應用程式/偽隨機重複子字串的 Visual Basic
此頁面描述了一些適用於 VBA 的 Rnd() 函式的問題。特別是它說明了當 Randomize() 函式錯誤地放置在同一個迴圈 *內部* 而不是 *之前* 時,可能會出現重複的子字串。
- Rnd() 函式是偽隨機的,而不是真正隨機的。真正的隨機性很少見,一個著名的例子是可以透過白噪聲獲得的資料序列。白噪聲,就像來自太陽的無線電噪聲,或者可能是無線電或其他電子裝置中的無意噪聲,具有相當均勻的頻率分佈,並且可以用來產生隨機分佈的資料;也稱為 *線性機率分佈*,因為它們的頻率分佈是平行於水平軸的直線。
- 偽隨機性 可以透過反饋演算法獲得,其中函式的一系列輸出值被反饋並有助於生成輸出流的下一部分。這些被稱為偽隨機數生成器 (PRNG)。這樣的過程雖然複雜,但仍然是確定性的,完全基於它的起始值。這樣的生成器,根據其設計,可以產生長序列的值,所有這些值都是唯一的,然後整個流最終會重複自身。
- 如果生成足夠長的值集,PRNG 輸出流總是會重複自身。VBA 中的 *Rnd* 函式可以在任何一個數字重複之前生成最多 16,777,216 個數字的序列,此時整個序列本身會重複。這在大多數情況下足夠了。微軟將 Rnd() 函式描述為屬於稱為線性同餘生成器 (LCG) 的 PRNG 集,儘管不清楚該演算法是否已被修改。

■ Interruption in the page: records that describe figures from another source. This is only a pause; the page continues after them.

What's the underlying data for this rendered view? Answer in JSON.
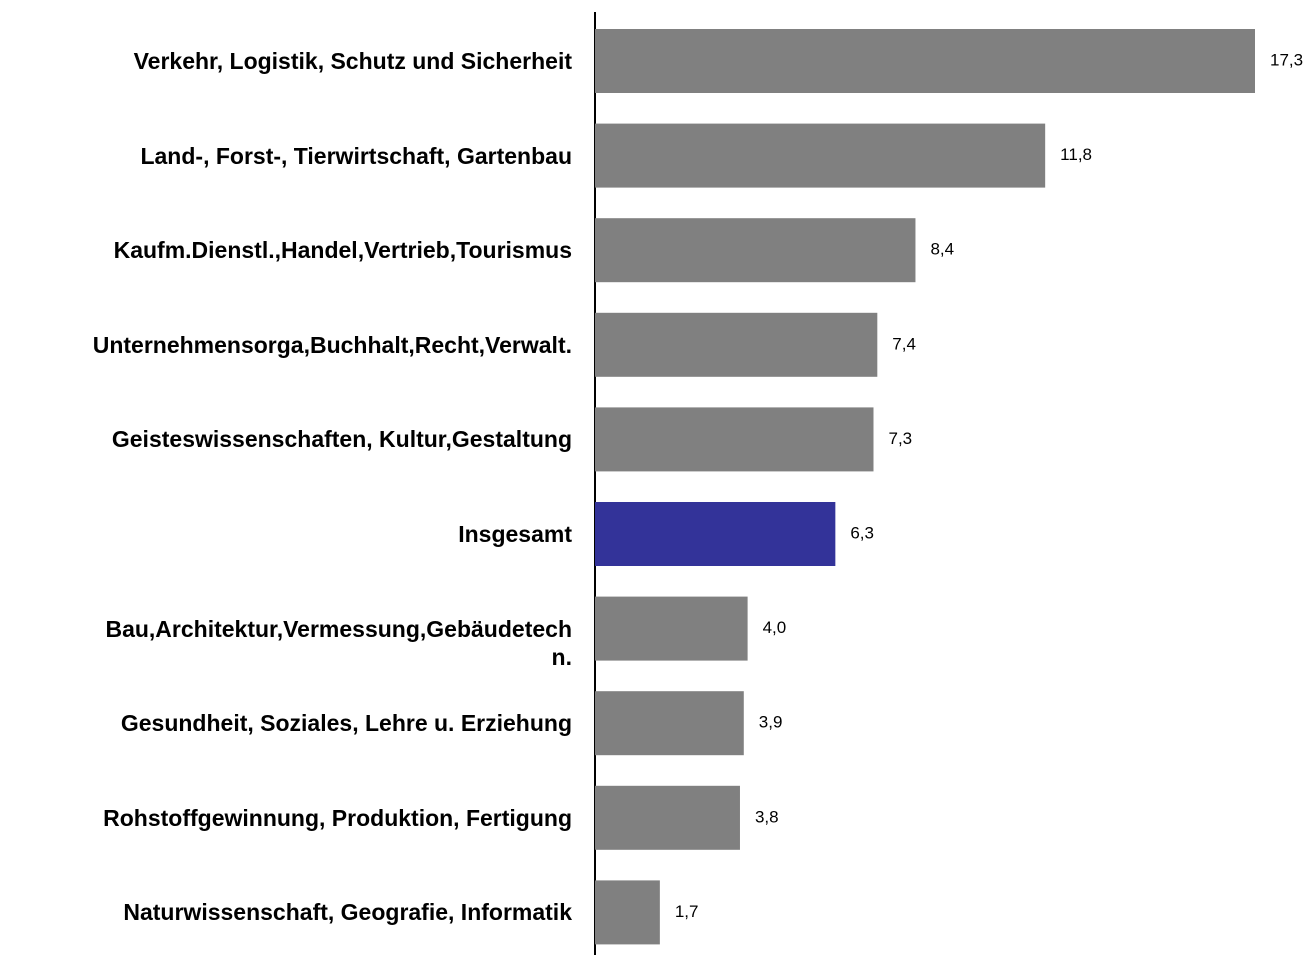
{
  "chart_data": {
    "type": "barh",
    "categories": [
      "Verkehr, Logistik, Schutz und Sicherheit",
      "Land-, Forst-, Tierwirtschaft, Gartenbau",
      "Kaufm.Dienstl.,Handel,Vertrieb,Tourismus",
      "Unternehmensorga,Buchhalt,Recht,Verwalt.",
      "Geisteswissenschaften, Kultur,Gestaltung",
      "Insgesamt",
      "Bau,Architektur,Vermessung,Gebäudetech\nn.",
      "Gesundheit, Soziales, Lehre u. Erziehung",
      "Rohstoffgewinnung, Produktion, Fertigung",
      "Naturwissenschaft, Geografie, Informatik"
    ],
    "values": [
      17.3,
      11.8,
      8.4,
      7.4,
      7.3,
      6.3,
      4.0,
      3.9,
      3.8,
      1.7
    ],
    "value_labels": [
      "17,3",
      "11,8",
      "8,4",
      "7,4",
      "7,3",
      "6,3",
      "4,0",
      "3,9",
      "3,8",
      "1,7"
    ],
    "colors": [
      "#808080",
      "#808080",
      "#808080",
      "#808080",
      "#808080",
      "#333399",
      "#808080",
      "#808080",
      "#808080",
      "#808080"
    ]
  }
}
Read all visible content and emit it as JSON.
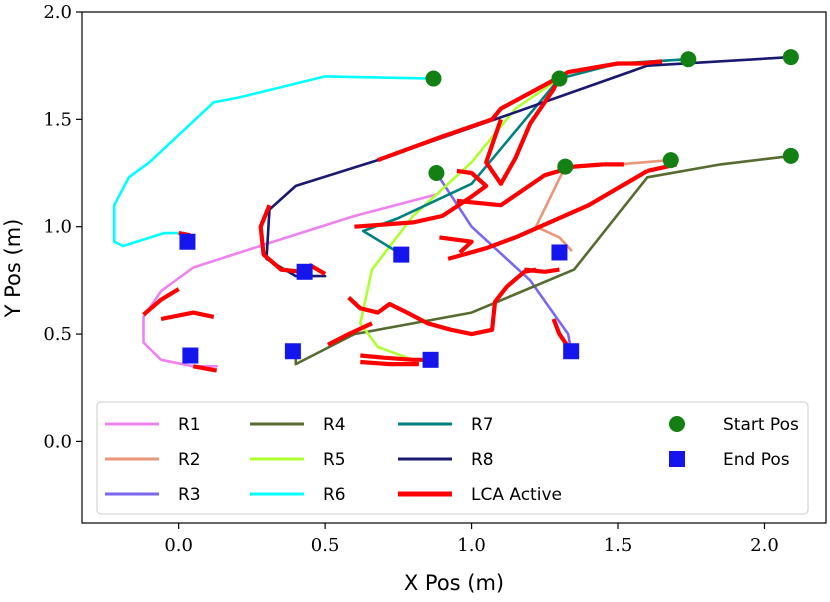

- Rnd 函式不適合大型表格或加密使用,而 VBA 本身在很大程度上是不安全的。對於給定的起始值,生成器總是會產生相同的序列。顯然,如果流的任何一部分已知,這將允許預測序列中的其他值,這種情況對於加密使用是不安全的。也許令人驚訝的是,大量使用隨機值的建模方法需要比 *Rnd()* 生成的更長的唯一序列。
- 微軟 Rnd() 函式的精確編碼不可用,他們對此的描述資料非常簡略。我最近嘗試在 VBA 程式碼中實現假設的演算法失敗了,因為發生了溢位,因此那些打算在 VBA 中研究此類生成器的人需要使用其他演算法。也許研究 Wichmann-Hill (1982) CLCG 演算法是一個更好的選擇,該演算法可以在 VBA 中實現。另一個頁面提供了 Wichmann-Hill (1982) 演算法的 VBA 實現(由其他人完成),以及一些更簡單的生成器示例。
- 一個設計良好的 PRNG 流由唯一數字組成,但這隻適用於設計者從零到一 [0,1] 範圍內的未過濾數字集。一旦我們開始從流中獲取一些值,而忽略其他值,例如為了生成自定義輸出,新流將呈現出不同的特徵。從自然序列中挑選元素和將大型集合對映到非常小的集合的組合會造成損害。在觀察新集合時,迴圈重複點的字元計數會縮短,並且整個集合中重複子字串的數量會增加。
- 下面的程式碼列表允許使用預設過濾器設定檢查 Rnd() 流中的子字串,例如;大寫字母、小寫字母、整數等,此外,還包括一個基於雜湊的類似生成器,供那些希望比較它的人使用。
- 重複子字串過程相當慢,因為它依賴於重複的位置。最壞的情況是*沒有找到重複*,其中迴圈的數量在*(0.5*n)^2* 處達到最大值,即測試字串中字元數的一半的平方。當然,最小的迴圈數只有 *1*,當一個簡單的字串重複時,例如;abcabc。顯然,字串長度增加十倍可能會使執行時間增加一百倍。(大約 2 秒內 1000 個字元,4 秒內 2000 個字元,200 秒內 10000 個字元,到目前為止,是最好的時間!)。
- 編碼佈局也會影響重複子字串的長度。讀者可以比較將 *Randomize* 函式放置在隨機數迴圈 *外部*,然後放置在迴圈 *內部* 的效果,同時只輸出大寫字母。(見 *MakeLongRndStr* 中的程式碼)。在過去,當放置在內部時,重複字串會大大惡化。此處列出的用於測試 Rnd() 的程式碼(使用 1000 個大寫字母樣本,不使用 DoEvents,並且 Randomize 錯誤地放置在迴圈 *內部*),對於本文作者來說,將返回長達 400 個字元的重複子字串。迴圈中的程式碼行增加,影響每個迴圈迭代的執行時間(?)也會影響任何子字串的長度。
Option Explicit
Sub TestRndForRepeats()
'run this to make a pseudo random string
'and to test it for longest repeated substring
Dim strRnd As String, sOut As String
Dim nOut As Long, nLen As Long
strRnd = MakeLongRndStr(1000)
MsgBox strRnd,, "Long string..."
sOut = LongestRepeatSubstring(strRnd, nOut)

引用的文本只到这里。